Ein paar Platten nur, aufgestellt wie ein Kartenhaus in der kargen Landschaft, dahinter diesig der graue Himmel. „Walhalla“, der anspruchsvoll aufgeladene Titel, den Gerhard Rießbeck seinem Gemälde gab, trifft es genau – und trifft es doch nicht.
Denn da ist das Erhabene, Monumentale, Unantastbare, das diese Architektur ausstrahlt. Als wäre sie nicht von dieser Welt, gebaut von einer unbekannten Macht, vielleicht aus Überresten einer vergangenen Zivilisation. Wer mag der Baumeister dieser Ruhmeshalle sein? Doch bei genauerem Hinsehen ist das Gebilde unglaublich fragil. Die Platten haben keinen Halt, kein Fundament. Wie soll das funktionieren? Ein Windstoß und das Ganze kippt um. Es ist genau dieser Bruch, die Spannung zwischen Erhabenheit und Armseligkeit, die Gerhard Rießbeck an diesem Sujet interessiert. Den Eindruck der Monumentalität erreicht Rießbeck, indem er die beiden tragenden Platten – eine kürzere links, eine längere in der Mitte – auf der einen Meter fünfzig breiten Leinwand weit in den Vordergrund schiebt. Eine dritte Platte scheint sich rechts anzulehnen, obenauf liegt eine weitere, spitz wie ein Pfeil. Der Maler lässt uns in Untersicht auf die Konstruktion blicken. So ist es, als stünden wir winzig klein vor dem, was sich hier vor uns auftürmt. Die kühle Farbgebung und die harten Schlagschatten einer hoch stehenden Lichtquelle unterstützen die geheimnisvolle Atmosphäre. Das Prinzip des windigen Stellagebaus kombiniert mit pathetischem Titel wie „Dom“, „Parthenon“ oder eben „Walhalla“ hat er in einer Reihe von Bildern umgesetzt. Für Rießbeck haben diese Arbeiten von der Gefühlsebene her viel mit seinen Eisbergbildern zu tun. Seine arktischen Landschaften sind von einer monumentalen Unnahbarkeit, die er auch dort durch eine ähnliche Art der Inszenierung erreicht.
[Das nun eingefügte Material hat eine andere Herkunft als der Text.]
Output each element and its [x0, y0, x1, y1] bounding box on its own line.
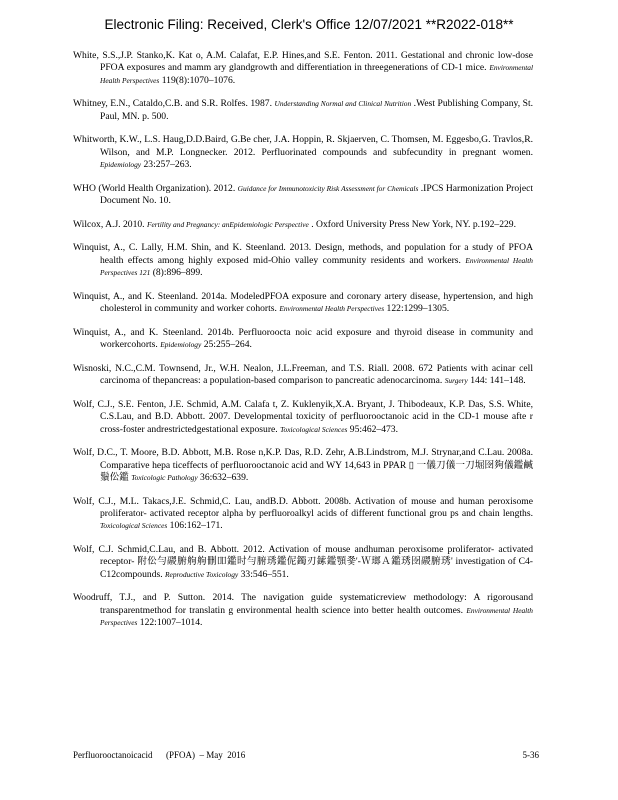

Gerhard Rießbeck, der in Bad Windsheim lebt und arbeitet, erhielt im Jahr 2019 den Kunstpreis der Evangelisch-Lutherischen Kirche in Bayern. In der 2008 definierten Satzung wurde unter anderem festgelegt, dass die Preisträgerinnen und Preisträger neben dem Preisgeld und der Finanzierung eines Katalogs mit dem Ankauf eines Werkes gewürdigt werden. In diesem Kontext kam die Arbeit in die landeskirchliche Kunstsammlung, die damit um ein faszinierendes Gemälde reicher ist. Die „Walhalla“ hält einen lange in Bann und wirft immer neue Fragen auf, je tiefer man sich hineinfallen lässt – um Sein und Schein, um Wahrheit und Trug. Und letztlich auch um uns selbst und die Frage, was bleibt.